The art world has a carbon problem. Long-haul air travel—the lifeblood of biennials and art fairs, and the means by which artists, curators, critics, and scholars connect with their counterparts around the world as a matter of routine—contributes to climate change like few other activities.
This month, major biennials open in São Paulo, Brazil, and Gwangju, South Korea. According to an online emissions calculator designed by the Switzerland-based Myclimate Foundation, a person traveling to both exhibitions from New York and back would generate more than seven metric tons of carbon—about half the average annual emissions of a South Korean and more than double the annual emissions of the average Brazilian. (The average American leads the global pack, of course, with about twenty tons of warming gas.)
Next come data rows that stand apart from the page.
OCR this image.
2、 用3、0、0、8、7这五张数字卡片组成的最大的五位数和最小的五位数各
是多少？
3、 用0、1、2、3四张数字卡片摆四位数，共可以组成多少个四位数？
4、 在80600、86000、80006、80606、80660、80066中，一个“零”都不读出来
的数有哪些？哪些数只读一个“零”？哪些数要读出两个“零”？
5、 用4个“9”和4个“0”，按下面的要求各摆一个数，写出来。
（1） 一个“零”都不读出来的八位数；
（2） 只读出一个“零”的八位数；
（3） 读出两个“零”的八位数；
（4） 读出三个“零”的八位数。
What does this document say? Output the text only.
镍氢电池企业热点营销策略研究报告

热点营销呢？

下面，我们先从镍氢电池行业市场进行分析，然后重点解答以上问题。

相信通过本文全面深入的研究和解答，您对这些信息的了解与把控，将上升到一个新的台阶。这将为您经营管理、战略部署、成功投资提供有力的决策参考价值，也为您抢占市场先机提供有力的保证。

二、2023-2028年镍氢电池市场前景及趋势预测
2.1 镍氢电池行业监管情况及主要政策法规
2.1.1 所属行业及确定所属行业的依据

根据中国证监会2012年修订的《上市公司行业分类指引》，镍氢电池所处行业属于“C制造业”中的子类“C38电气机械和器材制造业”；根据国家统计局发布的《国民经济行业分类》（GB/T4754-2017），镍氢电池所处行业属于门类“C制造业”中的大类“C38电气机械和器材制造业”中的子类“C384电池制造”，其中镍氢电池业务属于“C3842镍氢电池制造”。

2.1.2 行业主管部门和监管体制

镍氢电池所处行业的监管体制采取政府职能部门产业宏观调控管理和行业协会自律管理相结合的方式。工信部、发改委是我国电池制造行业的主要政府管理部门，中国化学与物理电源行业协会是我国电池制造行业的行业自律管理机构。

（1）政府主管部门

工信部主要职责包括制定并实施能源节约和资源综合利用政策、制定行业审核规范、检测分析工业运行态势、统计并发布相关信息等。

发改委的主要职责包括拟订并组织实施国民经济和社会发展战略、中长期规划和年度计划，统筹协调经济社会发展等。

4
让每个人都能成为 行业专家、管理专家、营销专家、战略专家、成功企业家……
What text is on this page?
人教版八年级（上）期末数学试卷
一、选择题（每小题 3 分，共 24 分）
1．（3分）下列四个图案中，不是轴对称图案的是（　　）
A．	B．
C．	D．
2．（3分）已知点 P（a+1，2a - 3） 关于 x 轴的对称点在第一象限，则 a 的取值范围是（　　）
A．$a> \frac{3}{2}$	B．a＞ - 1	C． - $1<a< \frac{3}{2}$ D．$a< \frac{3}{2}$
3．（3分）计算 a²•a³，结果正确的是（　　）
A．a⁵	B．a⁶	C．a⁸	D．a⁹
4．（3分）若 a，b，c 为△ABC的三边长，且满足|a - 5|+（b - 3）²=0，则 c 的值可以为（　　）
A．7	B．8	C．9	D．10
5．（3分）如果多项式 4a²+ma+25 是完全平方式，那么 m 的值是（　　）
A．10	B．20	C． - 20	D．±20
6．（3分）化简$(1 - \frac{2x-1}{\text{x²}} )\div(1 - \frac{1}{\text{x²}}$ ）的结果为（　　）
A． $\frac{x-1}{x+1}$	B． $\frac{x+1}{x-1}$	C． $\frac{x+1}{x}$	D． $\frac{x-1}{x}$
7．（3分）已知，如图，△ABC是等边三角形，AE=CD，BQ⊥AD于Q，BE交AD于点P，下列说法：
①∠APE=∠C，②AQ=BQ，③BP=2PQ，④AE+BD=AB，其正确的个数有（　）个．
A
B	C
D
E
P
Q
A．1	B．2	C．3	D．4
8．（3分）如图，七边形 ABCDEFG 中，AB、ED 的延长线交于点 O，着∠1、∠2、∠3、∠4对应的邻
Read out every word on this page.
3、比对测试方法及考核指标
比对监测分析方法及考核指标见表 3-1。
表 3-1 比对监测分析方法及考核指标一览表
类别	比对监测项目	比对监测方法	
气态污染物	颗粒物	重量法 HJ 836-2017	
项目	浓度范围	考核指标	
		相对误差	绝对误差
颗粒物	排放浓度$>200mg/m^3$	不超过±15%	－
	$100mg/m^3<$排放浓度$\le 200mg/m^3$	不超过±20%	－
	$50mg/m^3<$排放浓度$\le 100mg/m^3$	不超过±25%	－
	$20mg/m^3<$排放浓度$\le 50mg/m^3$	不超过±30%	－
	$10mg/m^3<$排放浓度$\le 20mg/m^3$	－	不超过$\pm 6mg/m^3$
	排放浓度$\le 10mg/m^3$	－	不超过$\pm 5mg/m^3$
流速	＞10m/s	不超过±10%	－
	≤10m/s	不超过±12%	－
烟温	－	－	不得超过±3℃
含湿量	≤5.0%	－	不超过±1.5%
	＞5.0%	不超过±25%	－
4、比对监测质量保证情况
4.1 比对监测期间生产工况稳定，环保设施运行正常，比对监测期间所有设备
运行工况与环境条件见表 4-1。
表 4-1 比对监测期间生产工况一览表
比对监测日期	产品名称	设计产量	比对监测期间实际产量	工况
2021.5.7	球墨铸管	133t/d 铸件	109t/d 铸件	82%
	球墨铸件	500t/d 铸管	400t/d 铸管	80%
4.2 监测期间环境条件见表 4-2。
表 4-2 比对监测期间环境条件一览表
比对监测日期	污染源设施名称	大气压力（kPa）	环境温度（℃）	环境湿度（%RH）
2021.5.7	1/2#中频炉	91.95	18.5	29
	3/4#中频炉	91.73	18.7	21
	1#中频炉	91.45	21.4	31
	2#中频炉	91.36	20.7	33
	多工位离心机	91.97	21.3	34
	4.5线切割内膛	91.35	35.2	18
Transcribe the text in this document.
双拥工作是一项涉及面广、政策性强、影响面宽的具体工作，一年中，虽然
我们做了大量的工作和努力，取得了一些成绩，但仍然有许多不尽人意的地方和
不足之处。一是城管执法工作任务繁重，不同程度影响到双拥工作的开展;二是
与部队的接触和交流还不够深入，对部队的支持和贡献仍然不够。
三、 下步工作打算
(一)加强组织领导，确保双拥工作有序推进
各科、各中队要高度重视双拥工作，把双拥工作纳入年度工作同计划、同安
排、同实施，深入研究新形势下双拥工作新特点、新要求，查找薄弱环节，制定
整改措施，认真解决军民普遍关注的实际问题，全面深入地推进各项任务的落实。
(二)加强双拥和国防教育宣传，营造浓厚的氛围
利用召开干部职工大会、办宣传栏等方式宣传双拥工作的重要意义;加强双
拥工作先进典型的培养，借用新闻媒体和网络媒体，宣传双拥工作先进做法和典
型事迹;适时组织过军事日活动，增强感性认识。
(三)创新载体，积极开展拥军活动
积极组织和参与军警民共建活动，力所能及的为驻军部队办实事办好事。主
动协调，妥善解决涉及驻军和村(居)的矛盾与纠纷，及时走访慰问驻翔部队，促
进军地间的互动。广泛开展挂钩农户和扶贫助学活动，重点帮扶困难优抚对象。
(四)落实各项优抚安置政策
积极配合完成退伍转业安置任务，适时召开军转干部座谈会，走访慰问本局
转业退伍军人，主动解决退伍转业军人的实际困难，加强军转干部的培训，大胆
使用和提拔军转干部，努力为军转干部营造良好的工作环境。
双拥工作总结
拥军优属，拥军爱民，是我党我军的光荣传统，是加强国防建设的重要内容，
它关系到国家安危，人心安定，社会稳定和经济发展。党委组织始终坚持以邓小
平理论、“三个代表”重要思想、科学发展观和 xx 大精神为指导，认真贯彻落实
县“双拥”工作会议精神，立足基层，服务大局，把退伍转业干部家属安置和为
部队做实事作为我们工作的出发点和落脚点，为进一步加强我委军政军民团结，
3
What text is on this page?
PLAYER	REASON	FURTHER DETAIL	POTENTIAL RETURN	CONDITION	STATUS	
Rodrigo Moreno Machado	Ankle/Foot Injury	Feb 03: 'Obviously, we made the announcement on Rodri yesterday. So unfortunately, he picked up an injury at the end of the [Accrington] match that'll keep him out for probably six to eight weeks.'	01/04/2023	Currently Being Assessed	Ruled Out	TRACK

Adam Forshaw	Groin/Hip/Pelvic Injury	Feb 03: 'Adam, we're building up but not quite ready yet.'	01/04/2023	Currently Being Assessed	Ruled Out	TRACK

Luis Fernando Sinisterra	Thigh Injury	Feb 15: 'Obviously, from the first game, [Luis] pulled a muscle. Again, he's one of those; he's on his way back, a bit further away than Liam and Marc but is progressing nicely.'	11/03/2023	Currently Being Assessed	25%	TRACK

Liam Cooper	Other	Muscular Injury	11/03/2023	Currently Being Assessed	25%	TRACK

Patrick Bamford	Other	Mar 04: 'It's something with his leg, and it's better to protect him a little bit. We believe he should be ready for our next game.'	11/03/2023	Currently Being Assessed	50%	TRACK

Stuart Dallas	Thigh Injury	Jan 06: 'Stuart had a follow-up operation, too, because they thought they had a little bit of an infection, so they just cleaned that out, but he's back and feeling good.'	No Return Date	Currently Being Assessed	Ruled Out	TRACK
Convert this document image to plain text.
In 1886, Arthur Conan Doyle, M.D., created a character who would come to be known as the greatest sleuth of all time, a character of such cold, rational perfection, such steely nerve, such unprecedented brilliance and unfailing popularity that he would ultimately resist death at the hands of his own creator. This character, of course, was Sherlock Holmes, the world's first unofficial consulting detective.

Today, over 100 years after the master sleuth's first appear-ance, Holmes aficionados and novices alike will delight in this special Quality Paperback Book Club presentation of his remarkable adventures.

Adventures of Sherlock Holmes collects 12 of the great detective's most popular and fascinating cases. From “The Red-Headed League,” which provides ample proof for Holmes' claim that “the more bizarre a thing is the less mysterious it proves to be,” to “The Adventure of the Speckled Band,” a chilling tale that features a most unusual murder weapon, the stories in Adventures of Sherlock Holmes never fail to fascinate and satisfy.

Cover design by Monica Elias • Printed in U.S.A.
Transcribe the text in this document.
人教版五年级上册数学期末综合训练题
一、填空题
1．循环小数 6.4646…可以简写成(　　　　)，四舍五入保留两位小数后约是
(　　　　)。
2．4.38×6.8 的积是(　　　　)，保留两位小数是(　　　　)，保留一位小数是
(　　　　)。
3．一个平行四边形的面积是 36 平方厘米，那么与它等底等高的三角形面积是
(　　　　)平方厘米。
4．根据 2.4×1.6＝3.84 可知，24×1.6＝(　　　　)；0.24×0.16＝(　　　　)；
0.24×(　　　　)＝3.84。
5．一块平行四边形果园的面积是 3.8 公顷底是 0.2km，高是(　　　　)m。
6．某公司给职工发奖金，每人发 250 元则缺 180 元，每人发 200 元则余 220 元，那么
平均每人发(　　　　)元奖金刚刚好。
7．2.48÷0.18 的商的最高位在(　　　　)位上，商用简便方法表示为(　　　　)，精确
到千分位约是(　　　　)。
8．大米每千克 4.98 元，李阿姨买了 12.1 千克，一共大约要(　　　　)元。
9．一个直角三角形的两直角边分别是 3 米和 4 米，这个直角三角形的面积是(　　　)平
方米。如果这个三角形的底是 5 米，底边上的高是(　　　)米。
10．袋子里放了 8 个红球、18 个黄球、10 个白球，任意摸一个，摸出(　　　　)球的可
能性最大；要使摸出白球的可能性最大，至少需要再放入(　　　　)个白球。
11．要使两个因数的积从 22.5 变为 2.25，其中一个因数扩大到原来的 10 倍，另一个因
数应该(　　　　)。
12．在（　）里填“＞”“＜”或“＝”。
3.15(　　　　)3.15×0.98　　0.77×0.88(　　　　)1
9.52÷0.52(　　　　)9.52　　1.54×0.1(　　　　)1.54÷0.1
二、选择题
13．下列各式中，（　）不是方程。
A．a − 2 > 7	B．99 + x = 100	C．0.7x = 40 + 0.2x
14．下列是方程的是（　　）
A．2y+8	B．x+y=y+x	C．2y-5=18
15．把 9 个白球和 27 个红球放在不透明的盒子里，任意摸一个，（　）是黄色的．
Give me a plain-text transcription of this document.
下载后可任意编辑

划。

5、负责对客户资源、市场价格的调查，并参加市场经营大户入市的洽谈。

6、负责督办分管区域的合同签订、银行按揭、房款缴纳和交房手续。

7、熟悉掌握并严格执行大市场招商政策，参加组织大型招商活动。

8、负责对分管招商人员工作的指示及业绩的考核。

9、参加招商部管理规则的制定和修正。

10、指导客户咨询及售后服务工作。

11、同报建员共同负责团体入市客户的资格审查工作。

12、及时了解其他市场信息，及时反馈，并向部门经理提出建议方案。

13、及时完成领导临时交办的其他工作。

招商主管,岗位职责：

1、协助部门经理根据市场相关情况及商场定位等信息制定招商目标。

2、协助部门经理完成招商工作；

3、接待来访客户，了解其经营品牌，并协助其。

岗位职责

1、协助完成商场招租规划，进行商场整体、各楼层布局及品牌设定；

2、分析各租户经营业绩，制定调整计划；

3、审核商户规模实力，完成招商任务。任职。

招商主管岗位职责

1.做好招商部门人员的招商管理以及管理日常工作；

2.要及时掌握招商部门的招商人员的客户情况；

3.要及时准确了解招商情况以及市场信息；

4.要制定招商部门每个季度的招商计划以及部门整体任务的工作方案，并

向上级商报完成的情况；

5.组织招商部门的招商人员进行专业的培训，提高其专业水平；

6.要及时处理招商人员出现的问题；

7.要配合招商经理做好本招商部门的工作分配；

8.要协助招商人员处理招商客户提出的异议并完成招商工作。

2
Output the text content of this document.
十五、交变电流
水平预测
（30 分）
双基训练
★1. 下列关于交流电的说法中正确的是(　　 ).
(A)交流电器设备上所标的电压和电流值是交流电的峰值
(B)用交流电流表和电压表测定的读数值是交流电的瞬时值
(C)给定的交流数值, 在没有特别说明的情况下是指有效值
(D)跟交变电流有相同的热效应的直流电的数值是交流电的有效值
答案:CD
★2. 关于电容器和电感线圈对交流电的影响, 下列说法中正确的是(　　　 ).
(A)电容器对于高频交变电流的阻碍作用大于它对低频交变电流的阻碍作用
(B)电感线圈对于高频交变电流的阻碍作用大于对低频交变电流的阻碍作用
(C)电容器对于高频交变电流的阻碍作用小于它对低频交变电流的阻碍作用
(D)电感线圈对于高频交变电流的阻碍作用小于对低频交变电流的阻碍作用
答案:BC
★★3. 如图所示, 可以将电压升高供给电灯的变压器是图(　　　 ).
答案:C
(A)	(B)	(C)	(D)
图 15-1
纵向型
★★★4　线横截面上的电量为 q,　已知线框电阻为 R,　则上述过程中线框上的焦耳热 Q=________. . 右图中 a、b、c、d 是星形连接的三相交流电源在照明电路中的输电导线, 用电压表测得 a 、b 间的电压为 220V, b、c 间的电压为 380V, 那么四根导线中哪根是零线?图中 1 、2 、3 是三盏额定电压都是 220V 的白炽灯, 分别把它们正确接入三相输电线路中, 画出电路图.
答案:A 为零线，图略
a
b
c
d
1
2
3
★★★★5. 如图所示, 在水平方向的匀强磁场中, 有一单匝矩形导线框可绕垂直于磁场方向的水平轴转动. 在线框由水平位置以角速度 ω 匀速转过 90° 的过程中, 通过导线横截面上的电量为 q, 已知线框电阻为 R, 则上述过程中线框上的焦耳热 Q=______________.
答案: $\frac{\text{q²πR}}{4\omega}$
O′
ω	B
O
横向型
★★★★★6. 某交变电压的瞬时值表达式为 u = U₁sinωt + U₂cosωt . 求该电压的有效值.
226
Though the aviation sector’s overall emissions currently account for only a small fraction of total carbon output, climate scientists warn of an “aviation multiplier,” as non-CO2 gases released at high altitude during a flight accelerate warming effects. We should also factor in the art fair multiplier: the emissions generated by the shipments of paintings and sculptures that keep the cultural economy humming.
It’s easy enough to cite alarming statistics and cast blame, but most of us could be scolded for any number of negligent behaviors. Activists and policy makers even warn that moralizing accusations can be counterproductive, diverting attention from the systemic nature of the problem and the need for governmental and intergovernmental action. Still, a transpacific flight is not like buying a single-use plastic bottle. We’re talking about tons of carbon, after all. Maybe we should feel a little bit bad.
If anyone does, I haven’t noticed. International travel is essential for career success. But it’s also more than a professional obligation, comprising an integral part of a fashionable lifestyle. I’ve heard artists humbly brag about the hectic life of hopping from one airport to the next, and curators express pride in having dashed off another catalogue essay in a departure lounge. Conspicuous mobility is a status symbol.
Few figures understood the current global system of contemporary art like Harald Szeemann, a peripatetic curator who worked while in nearly constant motion. The prolific Szeemann is the subject of an essay in this issue by Leland de la Durantaye, who reflects on an exhibition drawn from the curator’s extensive archives at the Getty Center in Los Angeles. The traveling show includes a giant “sculpture” Szeemann assembled from the luggage tags he accumulated on his many trips.
Once an outlier in a field of stable museum professionals, Szeemann developed globe-trotting ways that are now replicated on a vast scale, by artists, arts professionals, and collectors. Many of us entered this field precisely to participate in the global conversation underlying his projects. Internationalism remains one of the great strengths of contemporary art and a bulwark against rising nationalism. It’s even possible to argue that cultural exchange fosters the sort of international cooperation and mutual understanding essential for global problem solving.
Part of me wants to believe this. But another part of me—the part that remembers what it’s like to attend an art fair—is more cynical. It’s hard to defend the notion of a brahmin class awarding ourselves a special dispensation to pollute because we have good intentions tucked away in our Rimowa carry-ons. The art world’s blasé acceptance of carbon-intensive behaviors replicates in miniature the global dynamics of climate change, whereby the wealthy produce vastly disproportionate warming emissions, exacerbating a problem that disproportionately affects the poor.
How can we mitigate the harmful effects of air travel without retreating from internationalism? Even acknowledging that there’s a problem to be mitigated seems like an important step for art professionals with a romantic attachment to travel. But symbolic expressions of concern, which now proliferate, are inadequate. Flying around the world to discuss the problem of the Anthropocene, or explore it in art, can only amount to rhetorical hot air if literal planet-warming gases are produced in the process. Plenty of organizations will offset carbon emissions by funding environmental projects, and we should expect fairs and other commercial organizations to consider such trades a cost of doing business. But above all it seems necessary to redefine what we mean by essential travel. Weaning the art world off regular flights may seem like an impossibility, given the status quo. But the status of our planetary climate is already changing whether we like it or not.